The Queen of Sorrow, the conclusion of Sarah Beth Durst’s The Queens of Renthia trilogy, expands the amazing fantasy world of Renthia and answers a host of questions about the rules that govern it.
Throughout the series, Durst’s focus has been on the creative force with a specifically female frame of reference. Renthia is a world created by a female deity, and the characters of the story live in a true matriarchy, one that includes and respects men as a vital element but is not built in reaction to, or anger at, a patriarchy. This distinction is remarkable. When you are born and raised as a fish, it is difficult to describe a life on land with out constantly referring to the lack of water. There are multitudes of speculative works that imagine a world run by women, but usually, as in Y: The Last Man, it is a world where men are absent and the rule of women is drawn in reaction to the patriarchy.
This is not the pattern in the world Durst has created. In Renthia, men and women live together, but only women have ever had the power to connect with and direct the wild natural spirits that live in the land. The spirits are elemental, natural; their powers are both creative and destructive. Without a queen’s control they will run amok and the world will devolve into primordial chaos. There is no room for a battle of the sexes when life depends on the power of a woman to hold chaos at bay. Survival is an ever-present imperative, and men do all they can to keep the right women in power.
There is only one creative deity, the Great Mother, who has been alluded to in the first two books. However, she is always distant, absent. She is a god who got things started, then left, and in this final book of the series we learn why.
Each of the first two books in Durst’s trilogy introduced a woman who would become queen of Renthia. In The Queen of Blood, we met Daleina, who replaces a corrupt queen. Daleina’s coronation becomes a blood bath as the spirits challenge the power of human control. In The Reluctant Queen we met Naelin, a woman who had denied her power, thinking that by repressing it she could choose a quiet life.
The nemesis of both queens is Mercot, a woman consumed with ambition and hubris. In the first book, she and Daleina meet in the special school for gifted youngsters and immediately become rivals in the mold of Harry Potter and Draco Malfoy. When Mercot gets expelled for cheating, she leaves with a flip of her hair and a roll of her eyes, only to reappear in book two as the ruler of the next kingdom over. Intent on conquering Renthia, she attempts to kill Daleina.
In The Queen of Sorrow, Mercot tries once again to take Renthia, this time by sending spirits to kidnap, and possibly kill, Naelin’s children. The emotional connection Naelin has with the spirits of Renthia is so profound that the entire kingdom is overtaken by the storm of their queen’s grief and fury when she believes her children dead.
At first we believe Mercot is ambitious to the point of being a sociopath. Her choices would seem to give Machiavelli pause. Or so it appears until we enter her kingdom and understand her true situation. The kingdom Mercot rules has an extra helping of spirits. The mountainous land heaves and boils. Mercot is hubristic, but she is also the queen with the most raw talent. In her kingdom of landslides and earthquakes even she can barely hold back the chaos.

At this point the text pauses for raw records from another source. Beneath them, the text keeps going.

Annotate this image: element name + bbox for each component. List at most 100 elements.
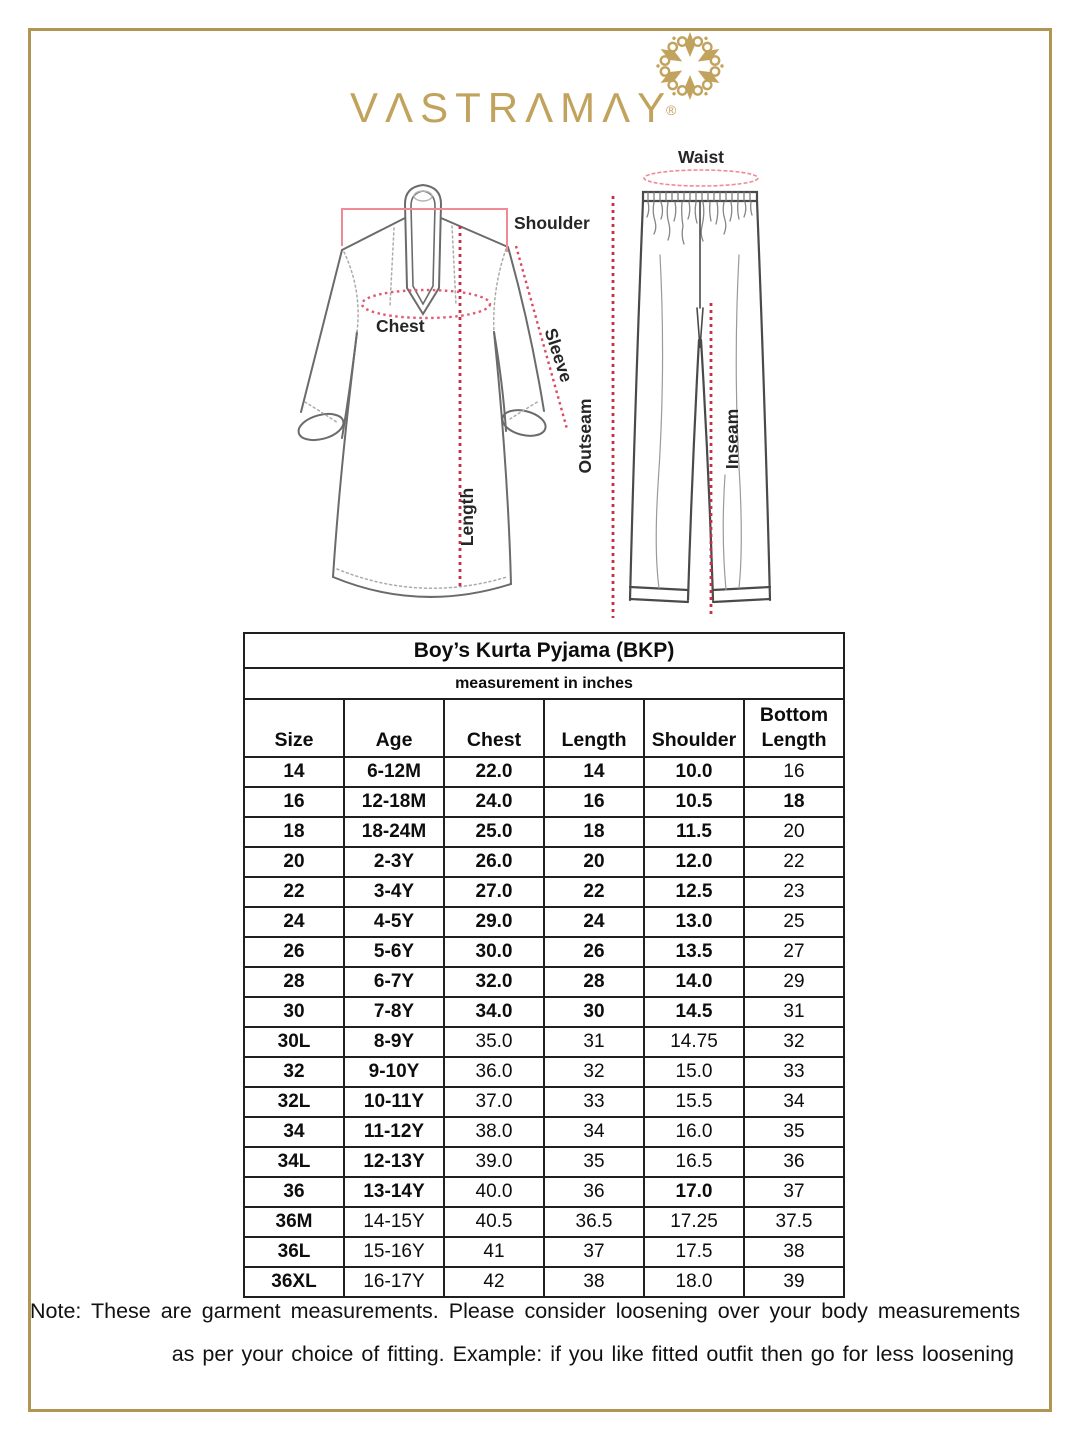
table-cell: 16-17Y xyxy=(343,1266,445,1298)
table-row: 28 6-7Y 32.0 28 14.0 29 xyxy=(243,966,845,998)
kurta-measure-lines xyxy=(341,208,569,586)
table-cell: 13.0 xyxy=(643,906,745,938)
table-cell: 15.5 xyxy=(643,1086,745,1118)
table-cell: 2-3Y xyxy=(343,846,445,878)
table-cell: 36 xyxy=(543,1176,645,1208)
table-subtitle: measurement in inches xyxy=(243,667,845,700)
table-cell: 32 xyxy=(243,1056,345,1088)
table-cell: 14 xyxy=(243,756,345,788)
table-cell: 16.0 xyxy=(643,1116,745,1148)
table-row: 36M 14-15Y 40.5 36.5 17.25 37.5 xyxy=(243,1206,845,1238)
table-cell: 10.5 xyxy=(643,786,745,818)
table-row: 32 9-10Y 36.0 32 15.0 33 xyxy=(243,1056,845,1088)
table-cell: 16 xyxy=(543,786,645,818)
table-cell: 15-16Y xyxy=(343,1236,445,1268)
column-header: Bottom Length xyxy=(743,698,845,758)
table-cell: 26.0 xyxy=(443,846,545,878)
table-cell: 24.0 xyxy=(443,786,545,818)
size-chart-table: Boy’s Kurta Pyjama (BKP) measurement in … xyxy=(243,632,845,1298)
table-cell: 18 xyxy=(543,816,645,848)
kurta-chest-label: Chest xyxy=(376,316,425,336)
table-cell: 33 xyxy=(743,1056,845,1088)
table-cell: 12.0 xyxy=(643,846,745,878)
table-cell: 30 xyxy=(543,996,645,1028)
table-cell: 31 xyxy=(743,996,845,1028)
table-cell: 12-13Y xyxy=(343,1146,445,1178)
table-cell: 40.0 xyxy=(443,1176,545,1208)
table-cell: 27 xyxy=(743,936,845,968)
table-cell: 36XL xyxy=(243,1266,345,1298)
table-cell: 14.75 xyxy=(643,1026,745,1058)
kurta-length-label: Length xyxy=(457,488,477,546)
table-cell: 24 xyxy=(543,906,645,938)
table-cell: 29.0 xyxy=(443,906,545,938)
table-row: 14 6-12M 22.0 14 10.0 16 xyxy=(243,756,845,788)
table-cell: 3-4Y xyxy=(343,876,445,908)
table-cell: 34 xyxy=(543,1116,645,1148)
table-header-row: Size Age Chest Length Shoulder Bottom Length xyxy=(243,698,845,758)
table-row: 20 2-3Y 26.0 20 12.0 22 xyxy=(243,846,845,878)
table-cell: 28 xyxy=(243,966,345,998)
table-cell: 9-10Y xyxy=(343,1056,445,1088)
pyjama-measure-lines xyxy=(611,169,759,618)
column-header: Chest xyxy=(443,698,545,758)
table-cell: 28 xyxy=(543,966,645,998)
column-header: Age xyxy=(343,698,445,758)
table-cell: 18.0 xyxy=(643,1266,745,1298)
table-cell: 40.5 xyxy=(443,1206,545,1238)
table-row: 22 3-4Y 27.0 22 12.5 23 xyxy=(243,876,845,908)
pyjama-waist-label: Waist xyxy=(678,147,724,167)
table-cell: 20 xyxy=(543,846,645,878)
table-cell: 36 xyxy=(743,1146,845,1178)
table-cell: 10-11Y xyxy=(343,1086,445,1118)
table-cell: 37 xyxy=(543,1236,645,1268)
table-row: 18 18-24M 25.0 18 11.5 20 xyxy=(243,816,845,848)
table-row: 26 5-6Y 30.0 26 13.5 27 xyxy=(243,936,845,968)
table-cell: 6-12M xyxy=(343,756,445,788)
kurta-sleeve-label: Sleeve xyxy=(541,326,577,385)
table-cell: 17.5 xyxy=(643,1236,745,1268)
mandala-star-icon xyxy=(655,30,725,102)
table-cell: 22 xyxy=(543,876,645,908)
table-cell: 14-15Y xyxy=(343,1206,445,1238)
table-cell: 36.0 xyxy=(443,1056,545,1088)
table-title-row: Boy’s Kurta Pyjama (BKP) xyxy=(243,632,845,669)
column-header: Size xyxy=(243,698,345,758)
table-cell: 38.0 xyxy=(443,1116,545,1148)
table-cell: 16 xyxy=(743,756,845,788)
table-cell: 26 xyxy=(243,936,345,968)
table-cell: 17.0 xyxy=(643,1176,745,1208)
table-cell: 8-9Y xyxy=(343,1026,445,1058)
table-cell: 12-18M xyxy=(343,786,445,818)
table-cell: 38 xyxy=(743,1236,845,1268)
table-cell: 18 xyxy=(243,816,345,848)
pyjama-inseam-label: Inseam xyxy=(722,409,742,469)
table-cell: 33 xyxy=(543,1086,645,1118)
table-row: 32L 10-11Y 37.0 33 15.5 34 xyxy=(243,1086,845,1118)
table-cell: 30 xyxy=(243,996,345,1028)
table-cell: 26 xyxy=(543,936,645,968)
table-cell: 14.0 xyxy=(643,966,745,998)
table-cell: 20 xyxy=(243,846,345,878)
table-cell: 6-7Y xyxy=(343,966,445,998)
table-cell: 22 xyxy=(743,846,845,878)
table-cell: 34 xyxy=(243,1116,345,1148)
table-cell: 11.5 xyxy=(643,816,745,848)
table-cell: 35 xyxy=(743,1116,845,1148)
note-text: Note: These are garment measurements. Pl… xyxy=(30,1290,1020,1376)
table-row: 36 13-14Y 40.0 36 17.0 37 xyxy=(243,1176,845,1208)
table-cell: 34 xyxy=(743,1086,845,1118)
table-cell: 30.0 xyxy=(443,936,545,968)
table-cell: 39.0 xyxy=(443,1146,545,1178)
brand-wordmark: VΛSTRΛMΛY xyxy=(350,84,673,131)
table-cell: 38 xyxy=(543,1266,645,1298)
measurement-diagram: Shoulder Chest Length Sleeve xyxy=(297,147,772,618)
table-cell: 39 xyxy=(743,1266,845,1298)
table-cell: 15.0 xyxy=(643,1056,745,1088)
table-cell: 12.5 xyxy=(643,876,745,908)
table-cell: 22 xyxy=(243,876,345,908)
table-cell: 5-6Y xyxy=(343,936,445,968)
table-row: 16 12-18M 24.0 16 10.5 18 xyxy=(243,786,845,818)
kurta-shoulder-label: Shoulder xyxy=(514,213,590,233)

Why are there untamed lands? Up to this point in the stories I had assumed that the spirits in the untamed lands were getting along just fine, but it turns out they are not. In answering these questions, Durst expands her world to a universe complete with a fully realized, compelling, and terrifying cosmology. There are more lands, more queens. More importantly, there is a reason why the spirits run amok without a queen—and there is a reason why women are the only ones who can bring those spirits under control. This expanded cosmos, together with Naelin’s deeply emotional journey as she deals with the disappearance of her children, makes The Queen of Sorrow by far the most compelling novel of the series.
In the end, I found myself wishing that some of the cosmic truths revealed in the final book had been given more play earlier in the series. But perhaps that was not possible, given the author’s ambitious vision for the series. Right from the start, The Queen of Blood challenged innumerable fantasy tropes, playing with expectations of female characters, chosen ones, female self-doubt, and posing the question of whether ambitious, confident women could be good rulers, or rulers at all. The Reluctant Queen took these questions further and continued to subvert tropes and expectations. With so much going on in the first two novels, could there have been room for this deep and richly imagined cosmos as well? I’m not sure. But now that I know the truth, I want to go back and re-read the other novels. Durst has truly created a whole new world.